Fiduciary Duties of Members
LLC members have fiduciary duties only if their LLC is structured as a member-managed LLC. If the LLC is member-managed, then the members share in management responsibilities of the LLC. In that case, the members (like managers in a manager-managed LLC) have a duty to the other members and the LLC to act in good faith and promote the interests of the LLC. As with managers, this generally includes the fiduciary duty of loyalty and duty of care to the other members and the LLC.
If the LLC is manager-managed, meaning the members have delegated the management responsibility of the LLC to another person or persons, then the members will not owe any fiduciary duties to other members or anyone else. They are merely owners/investors in the LLC with no management duties.
State Laws Govern Fiduciary Duties
The fiduciary duties of LLC members and managers are laid out in a state’s LLC statute and relevant case law. Some states do not allow LLC members or managers to change or eliminate their fiduciary duties. Others allow changes within certain specified parameters.

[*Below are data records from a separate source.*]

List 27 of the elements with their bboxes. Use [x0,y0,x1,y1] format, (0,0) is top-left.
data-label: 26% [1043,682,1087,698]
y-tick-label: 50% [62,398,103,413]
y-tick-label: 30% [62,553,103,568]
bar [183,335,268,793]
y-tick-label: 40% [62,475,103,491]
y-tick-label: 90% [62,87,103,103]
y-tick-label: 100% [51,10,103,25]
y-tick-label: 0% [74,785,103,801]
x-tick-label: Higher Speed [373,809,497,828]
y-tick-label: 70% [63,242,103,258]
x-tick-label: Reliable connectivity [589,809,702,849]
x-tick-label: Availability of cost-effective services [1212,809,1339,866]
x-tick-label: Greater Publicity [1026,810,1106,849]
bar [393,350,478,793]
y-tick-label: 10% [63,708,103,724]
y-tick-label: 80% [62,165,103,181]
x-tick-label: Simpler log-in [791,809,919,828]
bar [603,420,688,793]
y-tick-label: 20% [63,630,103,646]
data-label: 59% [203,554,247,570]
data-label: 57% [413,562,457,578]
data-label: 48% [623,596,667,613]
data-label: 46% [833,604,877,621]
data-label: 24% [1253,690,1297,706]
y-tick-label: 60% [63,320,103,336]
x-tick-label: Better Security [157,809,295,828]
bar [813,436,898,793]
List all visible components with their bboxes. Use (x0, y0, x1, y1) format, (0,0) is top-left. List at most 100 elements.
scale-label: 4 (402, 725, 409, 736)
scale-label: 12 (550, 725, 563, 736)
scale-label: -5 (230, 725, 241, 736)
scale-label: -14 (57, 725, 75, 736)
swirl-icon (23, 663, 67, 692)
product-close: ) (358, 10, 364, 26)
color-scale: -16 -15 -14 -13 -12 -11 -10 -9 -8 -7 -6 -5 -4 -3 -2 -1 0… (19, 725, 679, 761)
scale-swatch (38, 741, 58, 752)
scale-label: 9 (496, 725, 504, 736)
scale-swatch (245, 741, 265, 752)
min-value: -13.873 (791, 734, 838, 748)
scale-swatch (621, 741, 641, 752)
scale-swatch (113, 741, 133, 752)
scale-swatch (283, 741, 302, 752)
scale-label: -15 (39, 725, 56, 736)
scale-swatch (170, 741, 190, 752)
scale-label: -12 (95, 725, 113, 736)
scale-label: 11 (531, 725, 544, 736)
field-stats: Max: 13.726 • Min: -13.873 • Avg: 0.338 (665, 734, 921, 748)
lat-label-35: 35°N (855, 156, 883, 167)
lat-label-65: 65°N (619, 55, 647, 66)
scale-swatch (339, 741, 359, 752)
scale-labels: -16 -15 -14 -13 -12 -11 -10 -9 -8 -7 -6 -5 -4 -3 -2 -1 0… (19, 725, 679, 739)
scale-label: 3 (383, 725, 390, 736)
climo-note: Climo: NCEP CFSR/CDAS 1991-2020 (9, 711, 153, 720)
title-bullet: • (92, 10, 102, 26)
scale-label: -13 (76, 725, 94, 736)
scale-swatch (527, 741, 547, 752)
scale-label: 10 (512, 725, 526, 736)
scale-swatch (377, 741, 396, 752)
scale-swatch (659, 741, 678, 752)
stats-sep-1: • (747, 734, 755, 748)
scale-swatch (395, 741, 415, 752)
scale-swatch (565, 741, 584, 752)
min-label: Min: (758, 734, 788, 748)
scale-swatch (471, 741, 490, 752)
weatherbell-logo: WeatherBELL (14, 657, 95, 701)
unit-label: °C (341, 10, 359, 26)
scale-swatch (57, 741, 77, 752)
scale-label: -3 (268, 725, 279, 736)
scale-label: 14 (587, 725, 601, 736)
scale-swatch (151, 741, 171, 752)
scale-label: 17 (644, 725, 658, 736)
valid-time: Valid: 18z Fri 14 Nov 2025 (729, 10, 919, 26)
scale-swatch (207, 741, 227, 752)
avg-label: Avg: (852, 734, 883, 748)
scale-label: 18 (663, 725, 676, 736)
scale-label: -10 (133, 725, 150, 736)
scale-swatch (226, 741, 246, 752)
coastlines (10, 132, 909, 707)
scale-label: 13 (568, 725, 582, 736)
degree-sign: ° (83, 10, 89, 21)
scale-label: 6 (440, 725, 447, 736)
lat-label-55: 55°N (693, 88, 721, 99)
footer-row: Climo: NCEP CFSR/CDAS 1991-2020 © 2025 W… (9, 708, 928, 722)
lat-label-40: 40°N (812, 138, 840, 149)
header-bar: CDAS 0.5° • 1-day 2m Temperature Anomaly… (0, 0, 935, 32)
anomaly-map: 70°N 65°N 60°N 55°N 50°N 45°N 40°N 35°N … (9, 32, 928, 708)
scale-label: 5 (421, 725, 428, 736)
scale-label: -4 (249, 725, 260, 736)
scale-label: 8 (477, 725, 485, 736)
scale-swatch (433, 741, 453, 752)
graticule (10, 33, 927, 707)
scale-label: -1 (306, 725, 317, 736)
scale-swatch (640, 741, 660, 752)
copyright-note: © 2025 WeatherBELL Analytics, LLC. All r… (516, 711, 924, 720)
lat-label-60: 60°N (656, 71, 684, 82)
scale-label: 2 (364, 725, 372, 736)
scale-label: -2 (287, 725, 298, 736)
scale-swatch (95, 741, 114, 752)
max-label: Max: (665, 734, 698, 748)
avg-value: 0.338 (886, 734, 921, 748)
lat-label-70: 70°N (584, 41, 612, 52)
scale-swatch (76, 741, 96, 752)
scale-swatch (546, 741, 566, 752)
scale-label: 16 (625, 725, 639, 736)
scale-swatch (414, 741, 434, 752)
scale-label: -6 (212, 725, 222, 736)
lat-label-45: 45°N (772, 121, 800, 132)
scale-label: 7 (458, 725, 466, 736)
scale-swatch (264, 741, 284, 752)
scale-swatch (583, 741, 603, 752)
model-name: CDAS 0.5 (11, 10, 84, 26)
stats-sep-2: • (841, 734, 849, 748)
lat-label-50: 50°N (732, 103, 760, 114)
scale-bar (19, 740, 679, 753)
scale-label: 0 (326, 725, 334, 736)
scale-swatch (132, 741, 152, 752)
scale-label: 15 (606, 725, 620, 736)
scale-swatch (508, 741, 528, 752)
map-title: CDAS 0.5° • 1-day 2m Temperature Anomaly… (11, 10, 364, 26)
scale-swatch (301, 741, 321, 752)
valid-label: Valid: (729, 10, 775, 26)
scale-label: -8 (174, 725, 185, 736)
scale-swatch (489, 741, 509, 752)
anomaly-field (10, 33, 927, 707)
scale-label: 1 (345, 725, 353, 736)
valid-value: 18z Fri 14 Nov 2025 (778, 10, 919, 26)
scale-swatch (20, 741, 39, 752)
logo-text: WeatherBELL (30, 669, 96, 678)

Recently some states, like California and Delaware, have amended their laws to give LLCs more flexibility in deciding the scope of the fiduciary duties for their LLC managers and members. Under Delaware’s amended law, LLCs can eliminate fiduciary duties altogether as long as they do “not eliminate the implied contractual covenant of good faith and fair dealing.” The intent was to give parties wide latitude to determine by contract the fiduciary duties for their LLC members and managers.
You may want to consult an experienced business law attorney if you are trying to decide whether an LLC is the right structure for your company or to review your operating agreement. An attorney can also help you learn about the LLC fiduciary duties that exist by law in your state and whether or not those duties can be reduced, expanded, or eliminated by agreement.